L = (a^{2}N^{2}) ÷ (9a + 10b)

Where N = Total Turns

a = radius length in inches

b = winding length in inches

Turns may be space wound or close wound.

The INDUCTANCE of coils with air cores is:

- Proportional to the square of the number of turns if the length and diameter of winding are kept constant as the number of turns are altered.
- Proportional to the size (length or shape) of coils having same shape (b/a) and same number of turns.

Thus two coils; one twice as big as the other with same number of turns has twice the inductance of the smaller.

Q = 2πfL ÷ R

Where f is frequency in Hertz and R is the Resistance of the coil.

The Q of a coil is dependent on a number of relative factors such as physical size, wire diameter, form factor, etc.

To obtain highest Q:

- Choose a size of coil where the length is moderately greater than the diameter;
- then choose wire size so that wire diameter occupies 0.5 to 0.75 of spacing between the turns.
- The LARGER the physical size of the coil, the HIGHER the Q will be- the fewer the number of turns required to obtain a given inductance- the larger will be the optimum wire diameter.

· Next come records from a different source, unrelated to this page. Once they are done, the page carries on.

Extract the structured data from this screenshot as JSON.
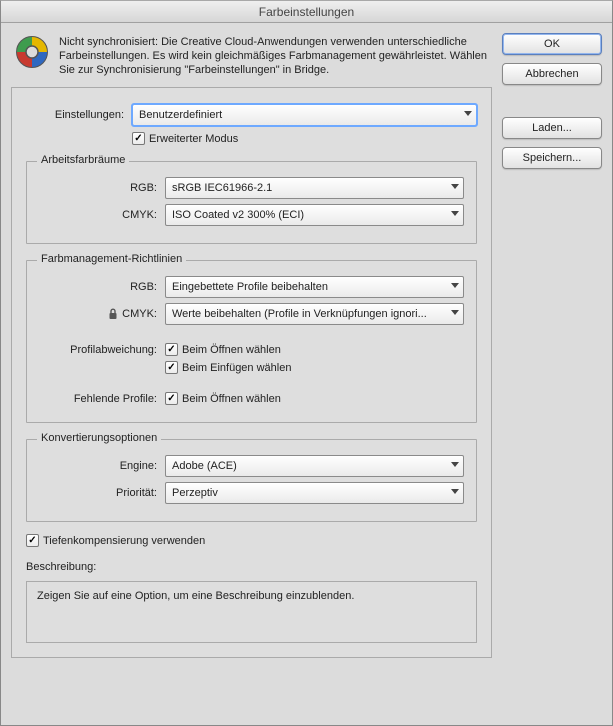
{
  "window": {
    "title": "Farbeinstellungen"
  },
  "notice": {
    "text": "Nicht synchronisiert: Die Creative Cloud-Anwendungen verwenden unterschiedliche Farbeinstellungen. Es wird kein gleichmäßiges Farbmanagement gewährleistet. Wählen Sie zur Synchronisierung \"Farbeinstellungen\" in Bridge."
  },
  "settings": {
    "label": "Einstellungen:",
    "value": "Benutzerdefiniert",
    "advanced_label": "Erweiterter Modus"
  },
  "workspaces": {
    "legend": "Arbeitsfarbräume",
    "rgb_label": "RGB:",
    "rgb_value": "sRGB IEC61966-2.1",
    "cmyk_label": "CMYK:",
    "cmyk_value": "ISO Coated v2 300% (ECI)"
  },
  "policies": {
    "legend": "Farbmanagement-Richtlinien",
    "rgb_label": "RGB:",
    "rgb_value": "Eingebettete Profile beibehalten",
    "cmyk_label": "CMYK:",
    "cmyk_value": "Werte beibehalten (Profile in Verknüpfungen ignori...",
    "mismatch_label": "Profilabweichung:",
    "mismatch_open": "Beim Öffnen wählen",
    "mismatch_paste": "Beim Einfügen wählen",
    "missing_label": "Fehlende Profile:",
    "missing_open": "Beim Öffnen wählen"
  },
  "conversion": {
    "legend": "Konvertierungsoptionen",
    "engine_label": "Engine:",
    "engine_value": "Adobe (ACE)",
    "intent_label": "Priorität:",
    "intent_value": "Perzeptiv",
    "blackpoint_label": "Tiefenkompensierung verwenden"
  },
  "description": {
    "label": "Beschreibung:",
    "placeholder": "Zeigen Sie auf eine Option, um eine Beschreibung einzublenden."
  },
  "buttons": {
    "ok": "OK",
    "cancel": "Abbrechen",
    "load": "Laden...",
    "save": "Speichern..."
  }
}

The coefficient of coupling (K) between two coils:

K = M ÷ √L_{1}, L_{2}

Where M is mutual inductance L_{1} is inductance of first coil, L_{2} is inductance of second coil.

M, L_{1}, and L_{2} can be in any units as long as they are the same in henries, micro-henries, etc.

Under conditions of resonance, the load, antenna, dummy, etc. couple resistance into the tank circuit in the amount:

(2πfM)^{2} ÷ R

where f is frequency in Hertz and R is the Resistance of the *LOAD*. Hence the LOADED Q of your tank circuit can be determined by knowing M if you know K.

- K varies from 0.35 to 0.37 if the coupling link is in the center of the tank but of the same diameter.
- When the link is over one end, the K is approximately 0.3.
- When the link is of the same diameter as coil but spaced slightly off the end, the K is approximately 0.2
- There is little reduction in K if the link in the center is wound over the tank coil on a large diameter form.
- When the link is of smaller diameter, K decreases in proportion to the reduction in diameter.

If the tank coil is overheating it may *not* need larger diameter wire- excessive circulating current in the tank may be the cause. If this is the case your final is POORLY designed and only a SMALL PORTION of your power is ending up at the antenna. Now, we could suggest using a very large conductor, but this would not SOLVE the problem. This large circulating current is passing through your switches and capacitor which is *not* good and eventual failure is probable.

Here are some points to keep in mind:

- Tank (pi network) circuit inductance is inversely proportional to EFFECTIVE Q of circuit, other things (load V, power output and frequency being equal.

Q_{EFFECTIVE}= ωL ÷ (R_{COIL}+ R_{coupled from load}).

The EFFECTIVE Q is the ratio of the coil reactance (ωL) to the SUM of the resistance inherent in the coil and resistance coupled into the tank circuit by the load.

- A high effective Q corresponds to a low L/C ratio with a resultant large circulating current, which, flowing through the resitance inherent in the coil causes heating. Conversely a lower effective Q corresponds to a high L/C ratio and a lower circulating current.

Capacitor spacing based on representative voltages of input capacitor of a pi network or tank capacitor in a parallel tuned tank.

BAND MHz | POWER INPUT | WIRE SIZE | CAPACITOR SPACING |
---|---|---|---|

3.5 | 1000 W | 10 | 0.25" |

7.0 | 1000 W | 8 | 0.25" |

14.0 | 1000 W | 8 or 1/4" tube | 0.25" |

28.0 | 1000 W | 8 or 1/4" tube | 0.25" |

3.5 | 500 W | 14 | 0.08" |

7.0 | 500 W | 12 | 0.08" |

14.0 | 500 W | 12 | 0.08" |

28.0 | 500 W | 8 or 1/4" tube | 0.05" |

3.5 | 150 W | 18 | 0.03" |

7.0 | 150 W | 14 | 0.03" |

14.0 | 150 W | 14 | 0.03" |

28.0 | 150 W | 12 | 0.03" |

3.5 | 75 W | 18 | 0.02" |

7.0 | 75 W | 18 | 0.02" |

14.0 | 75 W | 18 | 0.02" |

28.0 | 75 W | 14 | 0.02" |

The output capacitor of pi network need not be more than 0.015" for a 50 ohms load at 1000 W input. For lower powers, receiving capacitors may be used in most cases.